China is hogging the headlines once again, with trade data the latest evidence that the world's second-largest economy is slowing. Imports and exports dropped in August, highlighting tepid demand at home and abroad. Chinese stocks dropped as much as 2.2 percent, before rebounding in the last two hours of trading, suggesting state-backed support after four days of declines. The Shanghai Composite Index closed the session 2.9 percent higher. Asian stocks swung between a gain of 0.35 percent and a loss of 0.60 percent. The MSCI Asia Pacific Index slid to its lowest since November 2012 and is on track for an eighth weekly drop, the longest losing run in 23 years. U.S. equity futures are indicating a higher open after markets were closed on Monday for the Labor Day holiday.

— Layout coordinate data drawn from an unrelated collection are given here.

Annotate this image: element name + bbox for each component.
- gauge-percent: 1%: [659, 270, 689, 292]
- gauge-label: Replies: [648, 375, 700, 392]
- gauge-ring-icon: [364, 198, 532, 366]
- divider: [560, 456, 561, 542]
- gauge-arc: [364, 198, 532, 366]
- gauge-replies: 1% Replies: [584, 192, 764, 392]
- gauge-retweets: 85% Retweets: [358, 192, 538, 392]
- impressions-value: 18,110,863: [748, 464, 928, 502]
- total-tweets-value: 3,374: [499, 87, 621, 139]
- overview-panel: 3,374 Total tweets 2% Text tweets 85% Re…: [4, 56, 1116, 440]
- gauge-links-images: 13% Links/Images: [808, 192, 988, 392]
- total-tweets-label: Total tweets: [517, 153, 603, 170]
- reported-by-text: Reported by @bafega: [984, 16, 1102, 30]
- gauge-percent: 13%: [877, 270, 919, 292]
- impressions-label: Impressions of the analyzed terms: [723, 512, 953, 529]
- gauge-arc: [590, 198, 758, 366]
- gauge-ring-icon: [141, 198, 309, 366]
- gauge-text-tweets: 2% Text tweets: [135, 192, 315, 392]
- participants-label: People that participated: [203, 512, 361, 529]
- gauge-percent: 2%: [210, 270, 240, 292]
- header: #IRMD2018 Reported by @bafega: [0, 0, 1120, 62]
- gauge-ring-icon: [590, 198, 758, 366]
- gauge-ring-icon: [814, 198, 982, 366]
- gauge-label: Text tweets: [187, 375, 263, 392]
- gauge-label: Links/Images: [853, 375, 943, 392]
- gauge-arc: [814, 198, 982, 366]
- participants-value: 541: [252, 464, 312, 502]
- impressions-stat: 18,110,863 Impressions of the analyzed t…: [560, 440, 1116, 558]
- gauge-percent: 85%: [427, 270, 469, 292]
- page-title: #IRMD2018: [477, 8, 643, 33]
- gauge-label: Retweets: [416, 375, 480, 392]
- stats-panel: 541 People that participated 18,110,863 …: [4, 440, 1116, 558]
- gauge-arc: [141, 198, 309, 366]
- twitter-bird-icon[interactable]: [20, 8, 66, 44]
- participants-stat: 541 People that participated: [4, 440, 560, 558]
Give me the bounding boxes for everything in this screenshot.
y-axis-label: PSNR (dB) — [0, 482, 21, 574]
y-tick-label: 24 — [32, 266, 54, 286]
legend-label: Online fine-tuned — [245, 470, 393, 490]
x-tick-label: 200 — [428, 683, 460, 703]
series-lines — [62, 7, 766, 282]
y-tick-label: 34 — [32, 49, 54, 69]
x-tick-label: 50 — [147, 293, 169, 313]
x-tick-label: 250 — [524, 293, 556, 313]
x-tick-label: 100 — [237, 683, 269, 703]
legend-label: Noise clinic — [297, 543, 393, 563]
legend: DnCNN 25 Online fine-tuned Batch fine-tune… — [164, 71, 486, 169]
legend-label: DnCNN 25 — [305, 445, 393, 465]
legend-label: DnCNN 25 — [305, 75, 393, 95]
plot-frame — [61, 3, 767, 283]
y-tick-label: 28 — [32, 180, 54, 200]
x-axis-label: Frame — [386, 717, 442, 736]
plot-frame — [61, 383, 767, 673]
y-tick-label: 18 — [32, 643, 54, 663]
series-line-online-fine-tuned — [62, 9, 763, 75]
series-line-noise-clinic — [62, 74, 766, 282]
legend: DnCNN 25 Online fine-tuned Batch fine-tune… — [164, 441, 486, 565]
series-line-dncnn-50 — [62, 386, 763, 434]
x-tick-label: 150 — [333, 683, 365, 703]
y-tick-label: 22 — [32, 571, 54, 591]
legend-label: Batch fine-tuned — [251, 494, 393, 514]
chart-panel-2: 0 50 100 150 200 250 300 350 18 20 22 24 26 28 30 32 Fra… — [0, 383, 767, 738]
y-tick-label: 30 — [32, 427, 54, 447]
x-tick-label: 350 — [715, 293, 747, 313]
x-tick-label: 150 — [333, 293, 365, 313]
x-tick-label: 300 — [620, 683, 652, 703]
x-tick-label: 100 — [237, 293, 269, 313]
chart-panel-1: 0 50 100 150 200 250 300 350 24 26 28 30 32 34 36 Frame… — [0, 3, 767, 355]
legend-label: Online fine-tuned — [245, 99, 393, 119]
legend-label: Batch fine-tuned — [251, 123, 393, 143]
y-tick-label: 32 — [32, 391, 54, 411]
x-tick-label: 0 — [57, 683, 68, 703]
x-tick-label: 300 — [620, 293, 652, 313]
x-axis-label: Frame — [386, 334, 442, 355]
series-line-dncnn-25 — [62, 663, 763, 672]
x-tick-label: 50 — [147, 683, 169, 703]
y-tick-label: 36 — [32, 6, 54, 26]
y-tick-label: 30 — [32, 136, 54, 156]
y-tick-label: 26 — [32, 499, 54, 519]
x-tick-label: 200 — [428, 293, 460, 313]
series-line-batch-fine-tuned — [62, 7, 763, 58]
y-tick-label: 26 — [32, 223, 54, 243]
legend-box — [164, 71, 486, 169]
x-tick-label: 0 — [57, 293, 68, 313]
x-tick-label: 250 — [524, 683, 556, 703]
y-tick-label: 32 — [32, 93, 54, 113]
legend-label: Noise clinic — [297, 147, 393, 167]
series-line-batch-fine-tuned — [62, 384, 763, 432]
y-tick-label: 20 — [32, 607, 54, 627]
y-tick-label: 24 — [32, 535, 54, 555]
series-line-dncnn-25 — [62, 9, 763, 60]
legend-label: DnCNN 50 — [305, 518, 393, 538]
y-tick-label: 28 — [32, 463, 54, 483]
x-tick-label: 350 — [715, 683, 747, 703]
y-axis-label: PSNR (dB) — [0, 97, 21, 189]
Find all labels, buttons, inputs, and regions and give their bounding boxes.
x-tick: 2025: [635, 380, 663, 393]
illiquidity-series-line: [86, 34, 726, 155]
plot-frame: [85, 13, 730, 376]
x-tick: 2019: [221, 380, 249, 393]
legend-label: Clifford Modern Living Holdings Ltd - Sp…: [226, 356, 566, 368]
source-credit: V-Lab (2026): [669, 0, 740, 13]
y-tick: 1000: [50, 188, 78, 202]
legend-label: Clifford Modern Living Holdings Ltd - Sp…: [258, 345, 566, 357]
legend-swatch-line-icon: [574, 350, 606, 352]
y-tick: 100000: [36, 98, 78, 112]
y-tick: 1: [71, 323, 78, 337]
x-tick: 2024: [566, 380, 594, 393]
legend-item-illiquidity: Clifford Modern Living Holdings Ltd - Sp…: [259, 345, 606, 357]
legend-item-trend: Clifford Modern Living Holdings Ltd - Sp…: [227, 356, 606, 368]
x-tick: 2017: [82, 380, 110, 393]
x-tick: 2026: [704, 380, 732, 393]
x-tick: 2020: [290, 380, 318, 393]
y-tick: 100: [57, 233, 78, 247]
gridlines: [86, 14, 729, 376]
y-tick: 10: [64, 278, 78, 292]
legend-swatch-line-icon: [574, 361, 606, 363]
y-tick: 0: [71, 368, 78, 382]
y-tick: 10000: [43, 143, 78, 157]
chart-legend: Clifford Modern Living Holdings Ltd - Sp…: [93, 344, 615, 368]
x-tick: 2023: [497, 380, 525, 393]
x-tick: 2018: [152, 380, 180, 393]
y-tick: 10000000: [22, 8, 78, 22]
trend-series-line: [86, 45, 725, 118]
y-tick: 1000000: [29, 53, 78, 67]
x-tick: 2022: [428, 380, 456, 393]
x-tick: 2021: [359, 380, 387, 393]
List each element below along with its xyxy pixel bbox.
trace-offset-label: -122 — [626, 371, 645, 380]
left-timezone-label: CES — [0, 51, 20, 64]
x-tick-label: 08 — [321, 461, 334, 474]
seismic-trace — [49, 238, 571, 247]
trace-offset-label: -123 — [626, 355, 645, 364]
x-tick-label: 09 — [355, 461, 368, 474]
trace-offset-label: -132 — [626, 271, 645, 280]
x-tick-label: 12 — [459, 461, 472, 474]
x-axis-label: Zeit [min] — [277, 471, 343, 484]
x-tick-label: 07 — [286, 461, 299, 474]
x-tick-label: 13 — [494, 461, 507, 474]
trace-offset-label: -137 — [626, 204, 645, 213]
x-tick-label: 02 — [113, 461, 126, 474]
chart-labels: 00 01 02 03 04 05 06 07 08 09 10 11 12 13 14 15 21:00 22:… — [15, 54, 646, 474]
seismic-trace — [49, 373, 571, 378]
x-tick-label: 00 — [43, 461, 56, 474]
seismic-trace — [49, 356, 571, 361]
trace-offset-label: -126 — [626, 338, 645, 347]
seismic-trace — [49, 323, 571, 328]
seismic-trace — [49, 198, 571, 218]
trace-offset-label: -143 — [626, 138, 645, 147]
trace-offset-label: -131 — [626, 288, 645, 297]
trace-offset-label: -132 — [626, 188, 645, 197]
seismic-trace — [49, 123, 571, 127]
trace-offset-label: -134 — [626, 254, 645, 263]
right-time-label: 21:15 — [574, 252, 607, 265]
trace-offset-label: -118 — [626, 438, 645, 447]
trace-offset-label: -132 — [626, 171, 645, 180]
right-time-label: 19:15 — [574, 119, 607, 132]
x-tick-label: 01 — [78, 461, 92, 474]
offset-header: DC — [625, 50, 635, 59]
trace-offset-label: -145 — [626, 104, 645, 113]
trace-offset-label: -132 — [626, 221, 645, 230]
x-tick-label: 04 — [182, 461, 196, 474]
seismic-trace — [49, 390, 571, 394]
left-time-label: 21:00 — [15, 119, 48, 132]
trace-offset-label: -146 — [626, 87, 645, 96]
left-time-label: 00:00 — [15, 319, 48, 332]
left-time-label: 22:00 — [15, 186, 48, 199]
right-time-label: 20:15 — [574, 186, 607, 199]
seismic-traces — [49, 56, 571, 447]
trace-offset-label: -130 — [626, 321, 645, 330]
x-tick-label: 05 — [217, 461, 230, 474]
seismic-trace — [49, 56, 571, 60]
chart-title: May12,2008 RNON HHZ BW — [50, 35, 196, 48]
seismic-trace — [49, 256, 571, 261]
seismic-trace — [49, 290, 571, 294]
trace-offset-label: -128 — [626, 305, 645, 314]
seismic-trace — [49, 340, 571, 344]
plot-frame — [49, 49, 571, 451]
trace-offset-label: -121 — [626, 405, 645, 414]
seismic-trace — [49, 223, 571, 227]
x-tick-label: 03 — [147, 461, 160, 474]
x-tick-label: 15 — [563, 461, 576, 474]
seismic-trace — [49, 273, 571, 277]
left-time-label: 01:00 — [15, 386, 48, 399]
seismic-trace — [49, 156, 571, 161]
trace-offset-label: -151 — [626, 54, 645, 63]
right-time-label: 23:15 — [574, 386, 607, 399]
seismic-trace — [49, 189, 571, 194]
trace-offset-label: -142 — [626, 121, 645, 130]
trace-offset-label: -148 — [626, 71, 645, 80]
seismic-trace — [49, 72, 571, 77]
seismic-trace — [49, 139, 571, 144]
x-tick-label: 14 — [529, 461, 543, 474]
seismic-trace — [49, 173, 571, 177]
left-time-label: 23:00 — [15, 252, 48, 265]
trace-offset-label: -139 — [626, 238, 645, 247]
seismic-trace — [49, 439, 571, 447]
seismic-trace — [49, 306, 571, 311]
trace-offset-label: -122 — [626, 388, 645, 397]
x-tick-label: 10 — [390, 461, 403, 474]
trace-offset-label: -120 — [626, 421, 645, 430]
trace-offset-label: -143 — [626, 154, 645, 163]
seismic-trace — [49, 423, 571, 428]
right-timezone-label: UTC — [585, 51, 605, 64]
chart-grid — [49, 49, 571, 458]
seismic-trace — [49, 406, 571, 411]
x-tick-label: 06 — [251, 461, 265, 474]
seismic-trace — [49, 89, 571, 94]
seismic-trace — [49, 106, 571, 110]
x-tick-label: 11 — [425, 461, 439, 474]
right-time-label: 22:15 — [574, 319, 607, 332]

China export data cast a shadow over the Japanese stock market with the Nikkei 225 Index closing 2.4 percent lower. The loss wiped away all its gains for the year and overshadowed Japanese gross domestic product data, which showed the economy contracted less than initially estimated last quarter. The Nikkei has sunk 16% since reaching a nineteen-year high in June.
The China trade report throws up more questions than answers. Investors are pondering if it makes a U.S. interest rate increase less likely next week. Futures traders have cut the odds the Federal Reserve will raise the cost of borrowing on September 17th to 28 percent from 38 percent at the end of last month. There's a 44 percent chance the Fed will hike in October and a 59 percent probability it'll move in December. The Bloomberg Dollar Spot Index, which measures the greenback against ten leading global currencies, fell for the first day since September 1st. Since global stocks sank the most in four years on August 24th, the gauge has risen 2 percent.
European stocks shrugged off the weak Chinese trade data and focused instead on the late session rebound in the Shanghai Composite Index. The Stoxx Europe 600 Index gained for a fourth day in five, rising as much as 1.6 percent at the open. It's been four weeks since China devalued the yuan. Since then equities in Europe have plunged 10 percent, losing 1.2 trillion euros of value.